Когда двери открылись — стало тихо. Должно быть, все постояльцы отеля коптились в баре внизу. Энергии не было даже на то, чтобы открыть дверь, и, когда мне это удалось, я рухнул на пол прямо на пороге. Я был настолько слаб и разбит, что не мог даже сглотнуть слюну, горло горело как раскаленное железо. Я уверял себя, что поправлюсь, выйду из этой войны победителем, что нужно только пережить эту ночь и утром свалить на хрен из этого шизанутого города. Пообещав себе убраться из города как можно скорее, я почувствовал себя получше, попытался встать и добраться до постели, но мне не хватило ни физической, ни душевной энергии. Вместо этого я подтянулся, держась за дверь и прислонился спиной к стене — прямо возле воняющей корзины с мусором. Света я не включал, поэтому в комнате было совсем темно, за исключением полосы света, выбивающейся из-под двери. Но в остальном темно — хоть глаз выколи. И если не считать шума проезжавших автомобилей, было слышно только дребезжание электрической вывески «Дэйз-инн» за окном.
Не успел я и глазом моргнуть, как отрубился. Правда ненадолго, очнулся примерно через час. Открыв глаза, я обнаружил, что наполовину лежу в мусорном ведре, а пахло оно, поверьте, не фиалками.
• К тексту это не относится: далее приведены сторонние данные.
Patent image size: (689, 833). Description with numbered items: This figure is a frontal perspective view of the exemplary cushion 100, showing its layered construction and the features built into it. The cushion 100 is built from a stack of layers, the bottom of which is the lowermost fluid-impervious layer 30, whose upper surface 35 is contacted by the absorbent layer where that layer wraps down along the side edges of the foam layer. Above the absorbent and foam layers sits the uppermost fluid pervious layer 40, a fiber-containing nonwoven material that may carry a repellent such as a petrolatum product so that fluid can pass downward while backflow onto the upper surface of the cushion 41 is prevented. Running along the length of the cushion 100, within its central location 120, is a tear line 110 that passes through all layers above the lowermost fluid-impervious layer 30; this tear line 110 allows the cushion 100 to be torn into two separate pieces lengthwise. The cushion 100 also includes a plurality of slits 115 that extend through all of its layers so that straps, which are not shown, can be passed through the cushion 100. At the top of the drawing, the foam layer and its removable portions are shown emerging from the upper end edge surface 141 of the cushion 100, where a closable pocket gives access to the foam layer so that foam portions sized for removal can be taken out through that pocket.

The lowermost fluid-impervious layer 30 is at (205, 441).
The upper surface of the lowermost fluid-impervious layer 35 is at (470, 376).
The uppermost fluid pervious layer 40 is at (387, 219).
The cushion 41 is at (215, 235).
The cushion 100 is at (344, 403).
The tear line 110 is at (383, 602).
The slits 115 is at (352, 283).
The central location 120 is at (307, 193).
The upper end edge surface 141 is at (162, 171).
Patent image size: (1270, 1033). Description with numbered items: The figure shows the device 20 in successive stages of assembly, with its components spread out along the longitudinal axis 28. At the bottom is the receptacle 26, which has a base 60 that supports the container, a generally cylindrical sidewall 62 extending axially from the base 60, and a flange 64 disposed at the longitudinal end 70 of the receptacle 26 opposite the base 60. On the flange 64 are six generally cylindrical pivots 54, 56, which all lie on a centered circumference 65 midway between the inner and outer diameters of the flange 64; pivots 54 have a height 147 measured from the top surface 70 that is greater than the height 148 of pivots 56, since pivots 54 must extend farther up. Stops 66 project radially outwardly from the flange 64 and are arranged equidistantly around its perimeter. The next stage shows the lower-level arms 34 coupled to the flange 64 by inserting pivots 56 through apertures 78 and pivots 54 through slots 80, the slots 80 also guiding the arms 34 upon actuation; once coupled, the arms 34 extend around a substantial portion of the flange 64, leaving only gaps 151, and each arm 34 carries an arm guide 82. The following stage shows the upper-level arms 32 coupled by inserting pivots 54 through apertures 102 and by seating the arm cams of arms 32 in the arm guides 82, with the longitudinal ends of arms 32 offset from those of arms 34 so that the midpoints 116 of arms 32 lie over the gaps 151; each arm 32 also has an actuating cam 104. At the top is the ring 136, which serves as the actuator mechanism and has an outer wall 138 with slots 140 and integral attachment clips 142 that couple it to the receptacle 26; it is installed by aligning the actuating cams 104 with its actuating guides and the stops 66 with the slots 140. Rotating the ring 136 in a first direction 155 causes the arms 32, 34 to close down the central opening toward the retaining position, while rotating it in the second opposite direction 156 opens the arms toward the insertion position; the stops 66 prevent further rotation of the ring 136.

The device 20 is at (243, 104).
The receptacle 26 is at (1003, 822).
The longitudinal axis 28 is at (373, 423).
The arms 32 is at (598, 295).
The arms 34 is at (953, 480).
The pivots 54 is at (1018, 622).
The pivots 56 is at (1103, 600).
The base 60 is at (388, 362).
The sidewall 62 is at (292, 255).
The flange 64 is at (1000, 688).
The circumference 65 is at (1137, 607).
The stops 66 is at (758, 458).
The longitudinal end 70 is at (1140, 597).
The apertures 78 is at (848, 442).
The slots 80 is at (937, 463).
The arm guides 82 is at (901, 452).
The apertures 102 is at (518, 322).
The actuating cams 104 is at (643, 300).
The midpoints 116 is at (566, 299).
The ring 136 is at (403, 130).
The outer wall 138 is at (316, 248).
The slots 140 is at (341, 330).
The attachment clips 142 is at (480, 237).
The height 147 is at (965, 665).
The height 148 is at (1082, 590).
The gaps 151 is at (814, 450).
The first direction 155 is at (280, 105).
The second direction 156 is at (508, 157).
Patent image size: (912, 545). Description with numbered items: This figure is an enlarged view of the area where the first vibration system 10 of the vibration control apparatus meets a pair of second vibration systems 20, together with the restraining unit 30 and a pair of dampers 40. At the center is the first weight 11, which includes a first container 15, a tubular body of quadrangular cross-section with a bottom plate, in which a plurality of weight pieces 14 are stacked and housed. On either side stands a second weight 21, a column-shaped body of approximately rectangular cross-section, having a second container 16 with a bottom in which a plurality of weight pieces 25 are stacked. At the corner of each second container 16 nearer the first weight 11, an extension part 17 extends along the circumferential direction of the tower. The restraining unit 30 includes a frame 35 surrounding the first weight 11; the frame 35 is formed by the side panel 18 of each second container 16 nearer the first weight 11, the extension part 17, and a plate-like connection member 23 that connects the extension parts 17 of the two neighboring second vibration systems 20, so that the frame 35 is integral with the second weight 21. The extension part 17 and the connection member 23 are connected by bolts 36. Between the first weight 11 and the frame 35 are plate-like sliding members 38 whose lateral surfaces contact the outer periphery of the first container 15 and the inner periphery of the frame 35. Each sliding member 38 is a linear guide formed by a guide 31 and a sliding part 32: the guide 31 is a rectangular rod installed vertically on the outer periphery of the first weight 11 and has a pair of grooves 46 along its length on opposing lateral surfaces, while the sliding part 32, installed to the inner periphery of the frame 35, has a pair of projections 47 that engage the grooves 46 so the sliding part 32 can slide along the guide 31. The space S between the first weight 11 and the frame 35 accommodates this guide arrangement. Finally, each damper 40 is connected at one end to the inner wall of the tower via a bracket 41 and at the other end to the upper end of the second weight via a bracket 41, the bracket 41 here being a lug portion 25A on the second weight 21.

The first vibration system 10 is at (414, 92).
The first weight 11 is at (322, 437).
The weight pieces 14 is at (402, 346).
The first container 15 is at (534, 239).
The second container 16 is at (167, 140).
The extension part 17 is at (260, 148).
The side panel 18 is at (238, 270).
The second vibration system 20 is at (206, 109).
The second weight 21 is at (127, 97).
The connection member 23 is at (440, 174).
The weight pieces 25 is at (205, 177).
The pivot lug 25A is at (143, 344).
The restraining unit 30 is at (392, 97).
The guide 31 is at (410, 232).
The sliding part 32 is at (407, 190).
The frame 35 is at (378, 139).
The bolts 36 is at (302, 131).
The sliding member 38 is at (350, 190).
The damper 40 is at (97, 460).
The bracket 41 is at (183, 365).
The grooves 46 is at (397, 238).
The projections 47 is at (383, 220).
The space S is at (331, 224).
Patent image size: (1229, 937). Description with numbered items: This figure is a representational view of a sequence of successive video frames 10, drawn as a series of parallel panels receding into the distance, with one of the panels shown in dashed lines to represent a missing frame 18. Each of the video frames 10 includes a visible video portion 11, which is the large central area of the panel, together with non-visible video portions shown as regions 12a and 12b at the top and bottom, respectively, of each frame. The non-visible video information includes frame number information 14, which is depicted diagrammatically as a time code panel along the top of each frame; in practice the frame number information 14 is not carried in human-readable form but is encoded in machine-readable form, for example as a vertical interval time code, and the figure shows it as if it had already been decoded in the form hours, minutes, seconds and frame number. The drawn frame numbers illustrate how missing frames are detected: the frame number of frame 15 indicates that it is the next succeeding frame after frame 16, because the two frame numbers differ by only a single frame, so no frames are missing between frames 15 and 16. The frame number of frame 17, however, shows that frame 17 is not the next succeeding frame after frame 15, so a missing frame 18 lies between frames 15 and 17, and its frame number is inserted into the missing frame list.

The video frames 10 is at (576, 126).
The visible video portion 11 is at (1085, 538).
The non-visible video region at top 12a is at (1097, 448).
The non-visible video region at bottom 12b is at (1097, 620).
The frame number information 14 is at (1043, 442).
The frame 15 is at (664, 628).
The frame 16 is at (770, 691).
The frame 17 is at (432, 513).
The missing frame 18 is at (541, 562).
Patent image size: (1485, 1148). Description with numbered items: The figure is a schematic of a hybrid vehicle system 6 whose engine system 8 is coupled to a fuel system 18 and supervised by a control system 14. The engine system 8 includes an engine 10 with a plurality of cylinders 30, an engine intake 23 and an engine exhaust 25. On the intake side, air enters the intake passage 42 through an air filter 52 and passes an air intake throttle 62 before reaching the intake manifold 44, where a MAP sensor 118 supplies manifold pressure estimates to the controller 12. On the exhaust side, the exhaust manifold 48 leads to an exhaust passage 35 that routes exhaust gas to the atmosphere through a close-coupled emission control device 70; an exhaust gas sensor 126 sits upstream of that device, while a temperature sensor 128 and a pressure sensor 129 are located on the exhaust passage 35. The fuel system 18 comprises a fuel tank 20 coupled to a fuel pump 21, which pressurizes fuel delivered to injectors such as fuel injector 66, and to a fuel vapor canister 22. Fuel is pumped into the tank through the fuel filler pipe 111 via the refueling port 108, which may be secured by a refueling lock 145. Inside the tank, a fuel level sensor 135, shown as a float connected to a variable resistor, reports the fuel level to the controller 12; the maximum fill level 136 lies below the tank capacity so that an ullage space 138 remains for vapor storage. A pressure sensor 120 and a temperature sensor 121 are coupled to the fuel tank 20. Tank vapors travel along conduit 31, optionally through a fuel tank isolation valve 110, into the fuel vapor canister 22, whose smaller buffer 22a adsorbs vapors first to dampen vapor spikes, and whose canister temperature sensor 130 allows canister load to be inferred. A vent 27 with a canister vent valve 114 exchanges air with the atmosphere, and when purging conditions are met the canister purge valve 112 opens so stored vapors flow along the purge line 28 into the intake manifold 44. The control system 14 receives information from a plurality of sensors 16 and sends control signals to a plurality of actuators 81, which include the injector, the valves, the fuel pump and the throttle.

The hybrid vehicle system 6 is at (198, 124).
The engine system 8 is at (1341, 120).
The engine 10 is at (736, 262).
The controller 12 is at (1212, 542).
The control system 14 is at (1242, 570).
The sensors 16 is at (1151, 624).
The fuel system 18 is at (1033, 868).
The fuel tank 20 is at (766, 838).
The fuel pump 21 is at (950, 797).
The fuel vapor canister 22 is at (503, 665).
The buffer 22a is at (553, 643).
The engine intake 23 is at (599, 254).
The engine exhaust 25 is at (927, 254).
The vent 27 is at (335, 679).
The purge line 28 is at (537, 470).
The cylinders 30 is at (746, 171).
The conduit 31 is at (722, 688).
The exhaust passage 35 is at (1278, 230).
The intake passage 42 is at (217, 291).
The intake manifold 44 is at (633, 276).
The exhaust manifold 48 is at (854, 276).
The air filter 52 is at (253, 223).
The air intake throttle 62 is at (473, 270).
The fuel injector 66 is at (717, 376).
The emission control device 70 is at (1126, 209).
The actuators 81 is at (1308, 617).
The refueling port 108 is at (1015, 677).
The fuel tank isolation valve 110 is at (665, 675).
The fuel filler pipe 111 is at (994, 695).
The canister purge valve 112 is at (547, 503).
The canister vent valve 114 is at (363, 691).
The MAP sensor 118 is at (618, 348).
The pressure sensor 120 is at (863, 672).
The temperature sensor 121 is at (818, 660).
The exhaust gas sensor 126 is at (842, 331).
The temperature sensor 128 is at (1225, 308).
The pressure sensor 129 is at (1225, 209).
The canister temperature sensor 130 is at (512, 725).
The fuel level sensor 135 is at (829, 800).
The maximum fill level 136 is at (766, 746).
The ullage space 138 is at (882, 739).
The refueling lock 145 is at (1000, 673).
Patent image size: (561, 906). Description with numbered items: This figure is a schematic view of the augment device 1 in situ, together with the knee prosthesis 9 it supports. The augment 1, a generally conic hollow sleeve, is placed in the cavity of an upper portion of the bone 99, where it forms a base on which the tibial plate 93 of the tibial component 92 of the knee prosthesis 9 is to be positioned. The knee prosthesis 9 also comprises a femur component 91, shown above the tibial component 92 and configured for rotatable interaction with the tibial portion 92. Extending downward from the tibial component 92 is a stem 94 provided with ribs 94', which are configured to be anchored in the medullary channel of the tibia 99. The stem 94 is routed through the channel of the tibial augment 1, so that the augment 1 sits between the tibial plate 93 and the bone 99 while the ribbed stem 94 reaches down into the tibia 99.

Во всей одежде, даже в пальто, я валялся на полу и чувствовал себя еще хреновее. Ну, в общем, обычные неприятные ощущения при простуде, знаете, все ломит, зябко, слабость и все такое. Все перечисленные симптомы наблюдались у меня в полный рост, в глотке, когда я проснулся, жгло как в пустыне. Сухо и жарко, так что я даже языка не чувствовал. Ничего попить в комнате не было, а сама мысль выпить воды из грязного крана настолько мне претила, что я воздержался. Собрав остатки сил, я подтянулся к столику у окна. Посмотрел на улицу, на людей и машины. Вспомнил, что так и не позвонил маме, и, поскольку телефон был под рукой, поднял трубку и набрал ее номер. Было, конечно, поздновато, она наверняка спала, но меня это не остановило, ей-то это было бы точно неважно, поэтому я и позвонил. Несколько гудков, и она подняла трубку.